If you are happy with the current table style, but you want to add bands, you can modify the style.  To do this:

  1. Open the Tables Styles list (from the Table Tools Design tab) and choose Modify Table Style…
  2. Assign a new name in the Name box, then open the Apply Formatting To menu and choose one of the band options (such as Banded Rows or Banded Columns).
  3. Change the formatting as desired, and click OK.

Set the default table style

To set a style as the default for new tables, follow the steps below:

  1. Right-click the desired style on the Tables Styles list and choose Set As Default.
  2. Choose either This Document Only or All Documents Based on the Normal.dotm Template in the Microsoft Word dialog box to specify the scope of the settings.
  3. Click OK to make the style the new default.
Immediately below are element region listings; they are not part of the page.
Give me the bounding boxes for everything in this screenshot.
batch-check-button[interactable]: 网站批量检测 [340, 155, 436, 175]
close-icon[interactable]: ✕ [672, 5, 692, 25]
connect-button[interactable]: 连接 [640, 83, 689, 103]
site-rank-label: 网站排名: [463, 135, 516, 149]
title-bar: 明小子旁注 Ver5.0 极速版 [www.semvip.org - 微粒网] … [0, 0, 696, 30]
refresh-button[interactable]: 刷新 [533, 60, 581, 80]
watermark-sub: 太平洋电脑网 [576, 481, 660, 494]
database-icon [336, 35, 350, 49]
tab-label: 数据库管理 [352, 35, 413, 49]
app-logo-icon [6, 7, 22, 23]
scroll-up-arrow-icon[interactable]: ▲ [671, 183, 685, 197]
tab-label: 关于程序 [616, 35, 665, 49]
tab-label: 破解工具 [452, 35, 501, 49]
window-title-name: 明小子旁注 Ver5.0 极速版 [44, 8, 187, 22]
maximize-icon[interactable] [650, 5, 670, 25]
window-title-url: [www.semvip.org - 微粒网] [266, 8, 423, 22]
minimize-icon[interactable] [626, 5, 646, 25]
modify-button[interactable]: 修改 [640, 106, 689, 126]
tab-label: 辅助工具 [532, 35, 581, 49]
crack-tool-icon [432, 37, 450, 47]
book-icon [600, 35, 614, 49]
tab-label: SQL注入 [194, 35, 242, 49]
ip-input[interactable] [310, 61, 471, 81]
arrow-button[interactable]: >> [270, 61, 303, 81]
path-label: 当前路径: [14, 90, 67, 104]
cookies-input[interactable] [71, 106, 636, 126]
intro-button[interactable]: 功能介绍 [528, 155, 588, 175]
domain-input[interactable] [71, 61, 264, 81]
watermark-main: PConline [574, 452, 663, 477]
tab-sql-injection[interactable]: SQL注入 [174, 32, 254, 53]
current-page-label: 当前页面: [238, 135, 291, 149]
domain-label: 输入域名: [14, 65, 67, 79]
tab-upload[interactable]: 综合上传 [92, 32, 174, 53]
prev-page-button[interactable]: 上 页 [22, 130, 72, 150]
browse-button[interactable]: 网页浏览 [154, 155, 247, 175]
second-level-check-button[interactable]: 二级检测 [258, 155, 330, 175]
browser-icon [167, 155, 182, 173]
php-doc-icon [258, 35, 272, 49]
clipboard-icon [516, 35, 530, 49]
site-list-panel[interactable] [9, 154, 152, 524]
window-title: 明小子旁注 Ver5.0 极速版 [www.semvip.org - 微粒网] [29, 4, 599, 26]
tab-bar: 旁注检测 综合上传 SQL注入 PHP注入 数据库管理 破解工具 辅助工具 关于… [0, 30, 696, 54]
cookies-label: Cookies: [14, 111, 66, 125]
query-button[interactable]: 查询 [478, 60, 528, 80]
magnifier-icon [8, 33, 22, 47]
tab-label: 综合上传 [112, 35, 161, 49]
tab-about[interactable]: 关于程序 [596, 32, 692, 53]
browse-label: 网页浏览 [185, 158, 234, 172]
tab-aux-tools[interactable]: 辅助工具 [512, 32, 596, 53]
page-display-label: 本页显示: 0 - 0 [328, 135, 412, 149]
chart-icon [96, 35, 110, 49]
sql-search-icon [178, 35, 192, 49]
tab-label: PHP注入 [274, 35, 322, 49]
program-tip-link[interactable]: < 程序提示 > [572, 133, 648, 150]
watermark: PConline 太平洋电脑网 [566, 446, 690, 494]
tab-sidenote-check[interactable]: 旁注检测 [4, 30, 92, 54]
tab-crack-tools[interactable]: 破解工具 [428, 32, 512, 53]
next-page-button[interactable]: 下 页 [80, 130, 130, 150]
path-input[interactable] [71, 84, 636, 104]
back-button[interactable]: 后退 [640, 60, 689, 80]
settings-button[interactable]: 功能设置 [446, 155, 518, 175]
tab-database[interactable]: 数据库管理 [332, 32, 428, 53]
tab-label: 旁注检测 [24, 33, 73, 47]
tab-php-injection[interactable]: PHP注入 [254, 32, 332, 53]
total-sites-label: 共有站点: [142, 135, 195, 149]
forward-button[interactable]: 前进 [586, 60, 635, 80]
Save your commonly used table to Quick Tables Gallery

Quick Tables are tables that are stored in galleries as building blocks. You can access and reuse Quick Tables at any time. If you frequently use a table with specific formatting, you can save a copy of that table in the Quick Tables gallery so that you don’t need to recreate the table each time that you want to use it.

To save your table to the Quick Styles gallery, follow the steps below:

  1. Insert and format your table to how you want it to appear, remembering to remove changing text.
  2. Select the table.
  3. On the Insert tab, in the Tables group, click Tables.
  4. Point to Quick Tables, click Save Selection to Quick Tables Gallery.
  5. Fill out the information in the Create New Building Block dialog box:
    • Name: Type a unique name for the building block.
    • Gallery: Select Tables from the list.
    • Category: Select a category, such as General or Built-In, or create a new category.
    • Description: Type a description of the building block.
    • Save in: Click Building Blocks in the list.
      You can select a different template in the Save in list if you want the table to be available in that template. A template must be open to be displayed in the list of template names.
    • Options: Choose one of the following:
      • Select Insert in own paragraph to make the content into its own paragraph, even if the cursor is in the middle of a paragraph.
      • Select Insert content in its own page to place the building block on a separate page with page breaks before and after the building block.
  6. Now test it.

I don’t see any tables in the Quick Tables gallery

If you don’t see any built-in table designs in the gallery or you can’t access the gallery, building block add-ins may be unavailable. To make sure that built-in designs appear in all of the Microsoft Office Word building block galleries, do the following:

  1. Click File, and then click Word Options.
  2. Click Add-Ins.
  3. In the Manage list, select Disabled Items, and then click Go.
  4. Click Building Blocks.dotx, and then click Enable. Restart Word.